New Westminster may allow community organizations to change up their projects in response to COVID-19.
In January, the city awarded $787,076 to 114 organizations for grants for projects and event that support local youth athletics, arts organizations, environmental organizations and groups supporting quality of life improvements for local residents. In response to the COVID-19 crisis, staff recommended organizations be given the ability to make changes to the grants for which they’ve already been approved.
“No one is telling us right now that they are not going to need that money,” city clerk Jacque Killawee recently told city council. “They are just wondering if they can use it in a different way related to the current situation, or defer purchases until the fall.”
Staff recommended that organizations unable to hold an event in 2020 because of COVID-19 should not lose multi-year or event funding.
Council recently considered staff recommendations that 2020 grantees be allowed to defer their grant purchase and events until later in 2020 and that 2020 grantees be allowed to submit revised proposals that respond to COVID-19. In addition, staff recommended the city open the spring grant opportunity, which would make $34,000 in grant funding available.
Coun. Patrick Johnstone said he hopes the city will streamline the process for applicants wanting to revise their applications because of COVID-19, as the original process was quite onerous.

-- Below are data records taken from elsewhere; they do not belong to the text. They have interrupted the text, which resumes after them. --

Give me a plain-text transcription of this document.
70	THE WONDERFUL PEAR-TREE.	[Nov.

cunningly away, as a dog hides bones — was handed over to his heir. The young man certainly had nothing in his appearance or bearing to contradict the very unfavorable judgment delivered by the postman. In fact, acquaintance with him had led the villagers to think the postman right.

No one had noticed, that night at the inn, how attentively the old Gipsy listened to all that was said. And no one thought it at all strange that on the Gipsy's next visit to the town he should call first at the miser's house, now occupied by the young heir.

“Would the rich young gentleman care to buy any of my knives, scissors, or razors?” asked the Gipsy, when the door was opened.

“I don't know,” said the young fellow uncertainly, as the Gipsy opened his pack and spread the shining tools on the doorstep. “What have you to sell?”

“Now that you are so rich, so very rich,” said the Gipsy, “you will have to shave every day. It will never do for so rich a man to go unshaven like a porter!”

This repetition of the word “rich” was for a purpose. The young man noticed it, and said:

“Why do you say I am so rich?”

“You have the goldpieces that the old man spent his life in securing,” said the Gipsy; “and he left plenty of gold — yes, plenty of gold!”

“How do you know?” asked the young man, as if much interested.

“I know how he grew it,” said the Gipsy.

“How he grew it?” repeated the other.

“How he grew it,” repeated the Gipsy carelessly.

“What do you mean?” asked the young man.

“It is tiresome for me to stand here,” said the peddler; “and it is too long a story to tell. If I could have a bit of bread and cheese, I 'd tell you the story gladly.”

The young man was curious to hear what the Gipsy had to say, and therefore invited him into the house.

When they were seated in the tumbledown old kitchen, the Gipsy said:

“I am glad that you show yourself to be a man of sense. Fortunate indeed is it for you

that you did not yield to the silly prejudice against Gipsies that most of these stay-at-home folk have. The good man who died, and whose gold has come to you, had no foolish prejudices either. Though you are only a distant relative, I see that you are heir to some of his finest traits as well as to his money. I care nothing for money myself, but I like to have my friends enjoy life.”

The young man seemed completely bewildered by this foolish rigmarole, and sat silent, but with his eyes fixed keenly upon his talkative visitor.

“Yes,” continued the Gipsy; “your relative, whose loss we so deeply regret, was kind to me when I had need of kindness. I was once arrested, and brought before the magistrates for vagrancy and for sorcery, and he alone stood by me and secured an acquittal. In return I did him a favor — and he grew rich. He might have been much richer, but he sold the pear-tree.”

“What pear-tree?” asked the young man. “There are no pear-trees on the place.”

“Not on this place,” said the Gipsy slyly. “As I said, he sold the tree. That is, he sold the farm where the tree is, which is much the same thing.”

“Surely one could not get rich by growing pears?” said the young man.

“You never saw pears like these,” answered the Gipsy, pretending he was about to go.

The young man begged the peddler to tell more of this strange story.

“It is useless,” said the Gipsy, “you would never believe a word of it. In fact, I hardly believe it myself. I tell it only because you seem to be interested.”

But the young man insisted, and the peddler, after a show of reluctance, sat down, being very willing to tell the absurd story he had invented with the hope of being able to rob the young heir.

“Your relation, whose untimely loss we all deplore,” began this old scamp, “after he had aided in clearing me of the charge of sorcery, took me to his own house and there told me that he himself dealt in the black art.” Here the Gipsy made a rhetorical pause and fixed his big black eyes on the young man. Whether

He hopes local groups, particularly some of the arts and cultural organizations in town, can find ways to connect people in new ways.

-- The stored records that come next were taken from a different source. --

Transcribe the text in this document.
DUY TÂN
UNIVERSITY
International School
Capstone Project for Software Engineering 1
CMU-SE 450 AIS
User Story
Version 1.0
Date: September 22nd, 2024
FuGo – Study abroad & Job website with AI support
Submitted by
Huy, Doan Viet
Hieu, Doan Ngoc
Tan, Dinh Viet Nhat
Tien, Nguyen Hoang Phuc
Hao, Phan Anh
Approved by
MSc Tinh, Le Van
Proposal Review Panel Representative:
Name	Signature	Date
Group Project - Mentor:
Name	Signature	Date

Killawee said it’s envisioned that city staff would send out a letter to organizations already approved for grants and request a written proposal indicating how they plan to use the money.
“It will be very simple,” she said. “It won’t be an application form. It will be in the form of a letter.”

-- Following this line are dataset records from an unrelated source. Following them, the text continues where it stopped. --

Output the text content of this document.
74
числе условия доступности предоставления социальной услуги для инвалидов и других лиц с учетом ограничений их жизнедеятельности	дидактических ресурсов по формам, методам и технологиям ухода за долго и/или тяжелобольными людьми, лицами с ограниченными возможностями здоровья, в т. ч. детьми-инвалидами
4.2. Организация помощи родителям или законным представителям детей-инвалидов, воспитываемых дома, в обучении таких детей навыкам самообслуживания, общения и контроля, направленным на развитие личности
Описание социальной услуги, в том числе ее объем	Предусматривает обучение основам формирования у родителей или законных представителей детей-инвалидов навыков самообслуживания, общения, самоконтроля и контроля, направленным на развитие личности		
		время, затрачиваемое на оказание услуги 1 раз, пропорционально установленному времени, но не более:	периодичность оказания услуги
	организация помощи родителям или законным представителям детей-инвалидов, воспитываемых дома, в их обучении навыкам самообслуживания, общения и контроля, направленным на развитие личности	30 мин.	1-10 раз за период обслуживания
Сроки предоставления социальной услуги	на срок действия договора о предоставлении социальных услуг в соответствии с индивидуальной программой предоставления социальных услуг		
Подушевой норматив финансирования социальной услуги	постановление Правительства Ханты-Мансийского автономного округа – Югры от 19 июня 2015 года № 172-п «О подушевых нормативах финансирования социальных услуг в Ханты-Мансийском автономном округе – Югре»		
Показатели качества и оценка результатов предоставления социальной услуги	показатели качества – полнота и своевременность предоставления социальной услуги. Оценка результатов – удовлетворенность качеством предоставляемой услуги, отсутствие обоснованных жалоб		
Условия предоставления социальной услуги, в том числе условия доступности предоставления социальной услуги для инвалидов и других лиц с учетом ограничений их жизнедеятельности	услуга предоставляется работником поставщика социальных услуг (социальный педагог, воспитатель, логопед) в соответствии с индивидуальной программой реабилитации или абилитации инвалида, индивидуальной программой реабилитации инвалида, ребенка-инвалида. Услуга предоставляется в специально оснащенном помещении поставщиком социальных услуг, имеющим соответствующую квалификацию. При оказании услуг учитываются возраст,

Mayor Jonathan Cote supports the idea of allowing groups to change their programs in response to the COVID-19 crisis, but thinks the revised proposals need to be looked at individually and shouldn’t automatically be approved.
“We are going to be having to face some really tough decisions,” he said of financial impacts COVID-19 will have on the city. “At the same time, just giving a blank cheque to whatever, without giving some thought to that, I do find that problematic.”
Cote said he’d also prefer to hold off the spring grant program until the city has a better handle on its financial situation, in light of the current health-care crisis.
“We as an organization are going to have some tough things to deal with here. The reality is, whether it is this year or next year’s budget, the grant program might not be exactly the same as it has been in past years,” he said. “I think we need to be open and upfront about that.”
Council approved motions allowing 2020 grantees to defer their grant purchases and events until later in 2020, and to submit revised proposals that respond to the COVID-19.
“I would move that we postpone the spring grant opportunity until a later date when we have a better sense of our financial situation,” said Coun. Mary Trentadue, “and that 2020 grantees that are asking to change or revise their proposal, that those are brought forward to council before approval.”
Trentadue said she’d like council to see what groups are proposing to use the money for before the revised grants are approved.
Coun. Jaimie McEvoy said the city has done good work to depoliticize the grants process by putting it in the hands of staff.
“I think it is a mistake frankly to bring discussions of grants back into the political arena,” said McEvoy, the lone councillor to oppose the motion.
While he was “one of the champions of depoliticizing the grants process,” Cote said he thinks council should have a sense of the scale and types of projects being proposed by local organizations.
“This is not a business-as-usual type of situation here,” he said. “There are other decisions council is going to have to make in the coming months related to budget challenges here. I don’t want to take out any of our tools to look at those challenges.”
Trentadue told council it’s not her intention at all to politicize the grant process in any way.
“It’s much more related to managing the financial challenges that we are going to be faced with,” she said. “I think, frankly, the community would understand that.”